Equitable Distribution States
In equitable distribution states, debt is divided fairly but not always equally.
Courts look at:
Who incurred the debt and for what purpose (Was it for family needs or personal use?)
Each spouse's ability to pay
Whether one spouse will keep certain property (e.g., the house or car with a loan attached)
Example:
If one spouse racks up credit card debt on personal purchases without the other’s knowledge, the court may assign more of that debt to the spender.
Marital vs. Separate Debt
Marital Debt: Debt incurred during the marriage for the benefit of the household (e.g., mortgage, car loans, credit cards).

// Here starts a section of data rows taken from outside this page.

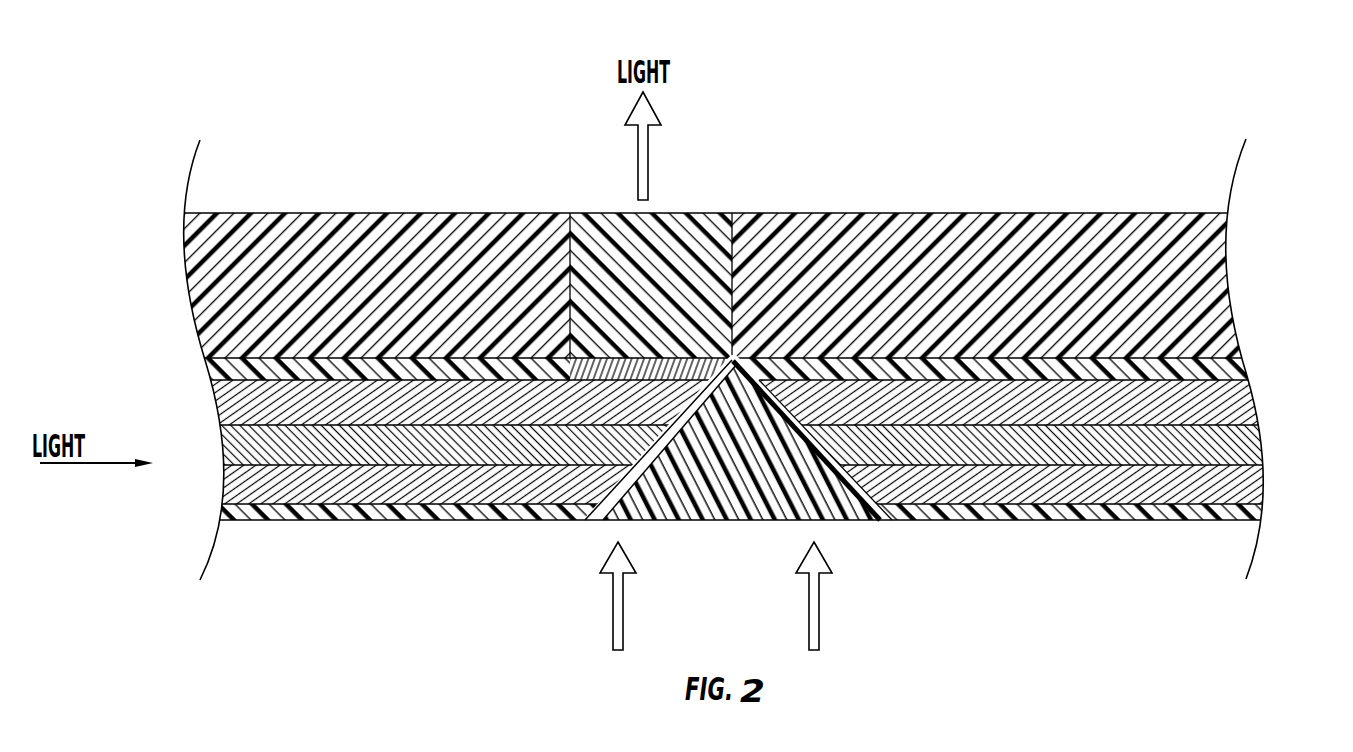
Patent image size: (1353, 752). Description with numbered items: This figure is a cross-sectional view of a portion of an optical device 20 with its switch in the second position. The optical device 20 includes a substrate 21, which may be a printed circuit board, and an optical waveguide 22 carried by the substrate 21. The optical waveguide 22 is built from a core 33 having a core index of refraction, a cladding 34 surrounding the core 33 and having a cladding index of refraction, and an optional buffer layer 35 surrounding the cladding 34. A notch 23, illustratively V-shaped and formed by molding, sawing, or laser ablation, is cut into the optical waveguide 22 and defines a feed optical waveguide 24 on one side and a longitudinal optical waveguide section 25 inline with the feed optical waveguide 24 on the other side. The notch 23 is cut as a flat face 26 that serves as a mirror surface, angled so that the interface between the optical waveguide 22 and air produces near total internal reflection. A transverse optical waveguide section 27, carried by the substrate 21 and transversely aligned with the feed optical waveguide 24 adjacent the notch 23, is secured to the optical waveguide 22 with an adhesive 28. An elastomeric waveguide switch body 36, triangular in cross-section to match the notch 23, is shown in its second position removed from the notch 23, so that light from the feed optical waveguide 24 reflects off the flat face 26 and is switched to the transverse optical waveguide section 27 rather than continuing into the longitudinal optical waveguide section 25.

The optical device 20 is at (535, 147).
The substrate 21 is at (360, 236).
The optical waveguide 22 is at (198, 430).
The notch 23 is at (584, 514).
The feed optical waveguide 24 is at (340, 522).
The longitudinal optical waveguide section 25 is at (1016, 521).
The flat face 26 is at (603, 514).
The transverse optical waveguide section 27 is at (688, 213).
The adhesive 28 is at (733, 360).
The core 33 is at (1243, 444).
The cladding 34 is at (1243, 405).
The buffer layer 35 is at (1238, 369).
The elastomeric waveguide switch body 36 is at (755, 508).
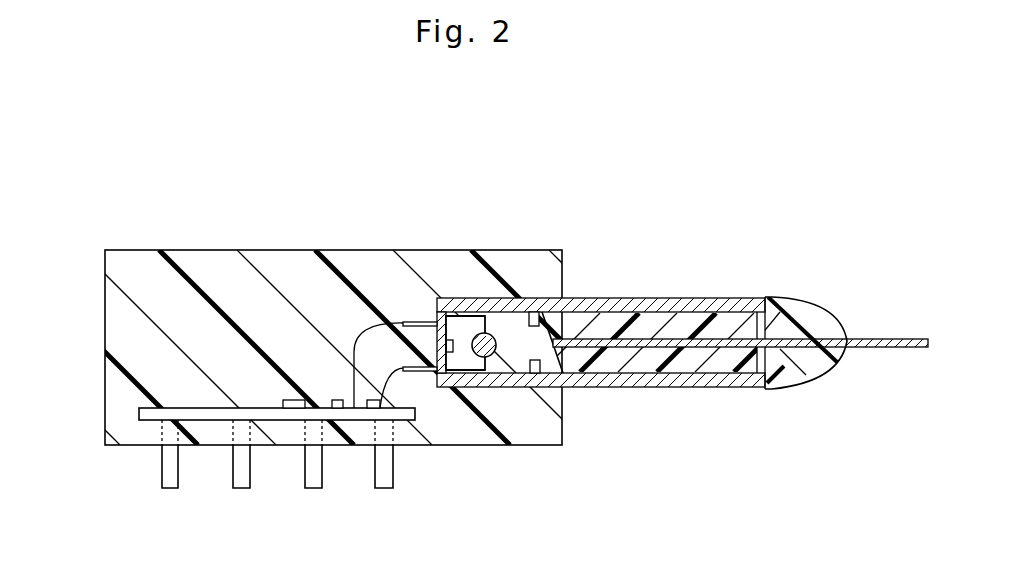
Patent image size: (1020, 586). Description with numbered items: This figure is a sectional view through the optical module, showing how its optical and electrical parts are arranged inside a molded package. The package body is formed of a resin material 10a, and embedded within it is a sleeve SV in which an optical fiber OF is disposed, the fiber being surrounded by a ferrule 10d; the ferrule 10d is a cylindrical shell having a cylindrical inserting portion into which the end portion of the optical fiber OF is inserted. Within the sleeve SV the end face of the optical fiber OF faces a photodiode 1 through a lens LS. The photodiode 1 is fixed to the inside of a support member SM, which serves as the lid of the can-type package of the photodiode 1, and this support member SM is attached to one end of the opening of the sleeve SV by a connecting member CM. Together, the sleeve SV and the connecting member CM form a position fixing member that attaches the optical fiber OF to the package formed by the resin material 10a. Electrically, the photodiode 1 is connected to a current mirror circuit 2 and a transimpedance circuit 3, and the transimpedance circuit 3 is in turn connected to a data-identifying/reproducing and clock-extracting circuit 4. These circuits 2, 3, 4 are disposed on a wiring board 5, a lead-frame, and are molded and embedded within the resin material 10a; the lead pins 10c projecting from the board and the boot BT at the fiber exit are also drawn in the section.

The photodiode 1 is at (452, 316).
The current mirror circuit 2 is at (338, 400).
The transimpedance circuit 3 is at (373, 400).
The data-identifying/reproducing and clock-extracting circuit 4 is at (294, 400).
The wiring board (lead-frame) 5 is at (276, 421).
The resin material 10a is at (115, 378).
The lead pins 10c is at (385, 490).
The ferrule 10d is at (655, 312).
The connecting member CM is at (484, 313).
The sleeve SV is at (549, 300).
The support member SM is at (441, 316).
The lens LS is at (493, 356).
The optical fiber OF is at (883, 338).
The boot BT is at (719, 392).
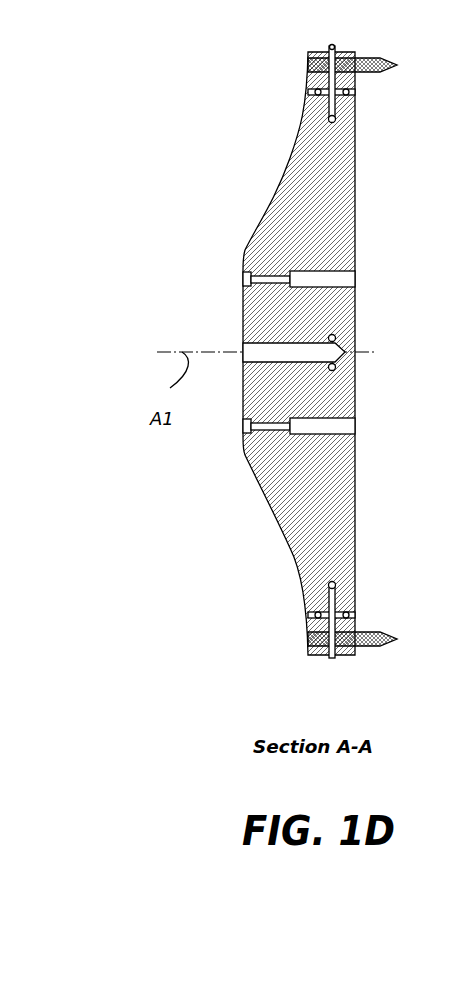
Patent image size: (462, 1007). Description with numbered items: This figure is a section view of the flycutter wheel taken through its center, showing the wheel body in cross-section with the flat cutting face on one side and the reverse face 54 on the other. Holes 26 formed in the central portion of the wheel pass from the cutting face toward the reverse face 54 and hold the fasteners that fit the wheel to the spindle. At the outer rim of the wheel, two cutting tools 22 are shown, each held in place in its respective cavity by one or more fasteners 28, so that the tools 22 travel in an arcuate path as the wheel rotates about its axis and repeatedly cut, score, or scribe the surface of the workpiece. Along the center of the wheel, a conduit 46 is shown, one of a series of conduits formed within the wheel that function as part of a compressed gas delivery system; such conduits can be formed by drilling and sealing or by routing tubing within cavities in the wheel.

The cutting tool 22 is at (382, 73).
The holes 26 is at (242, 279).
The fasteners 28 is at (332, 49).
The conduit 46 is at (243, 343).
The reverse face 54 is at (253, 253).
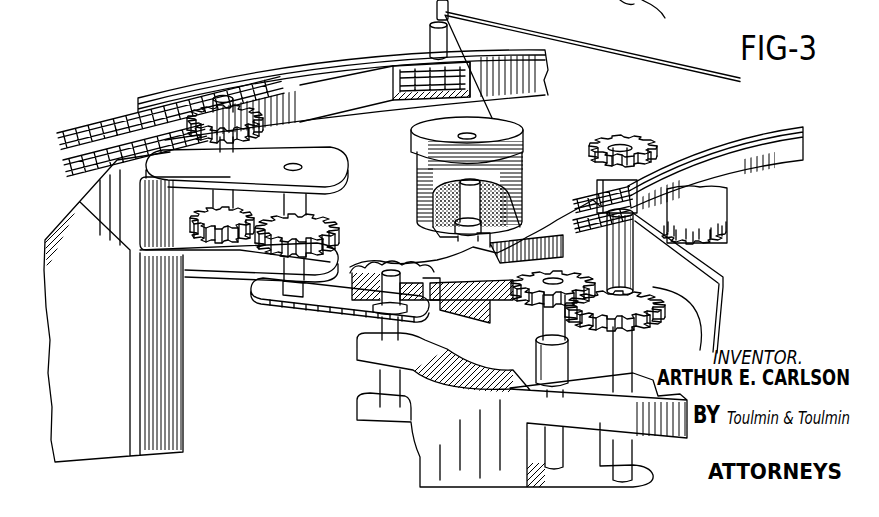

Separate Debt: Debt incurred before marriage or for personal use during the marriage (e.g., gambling debt, secret credit cards).
Courts generally assign separate debts to the spouse who created them.
Joint Accounts and Cosigned Loans
If both names are on a loan or credit card, creditors can pursue either party for repayment, regardless of the divorce decree.
If your ex-spouse is supposed to pay a joint debt but fails to do so, creditors can come after you.
Refinancing or removing names from accounts after divorce is crucial to avoid credit damage.
Protecting Yourself:
Close joint accounts during the divorce process.
Refinance loans to remove one party's name if possible.
Consider a written agreement to cover debts in case of default.
Monitor your credit report to catch missed payments early.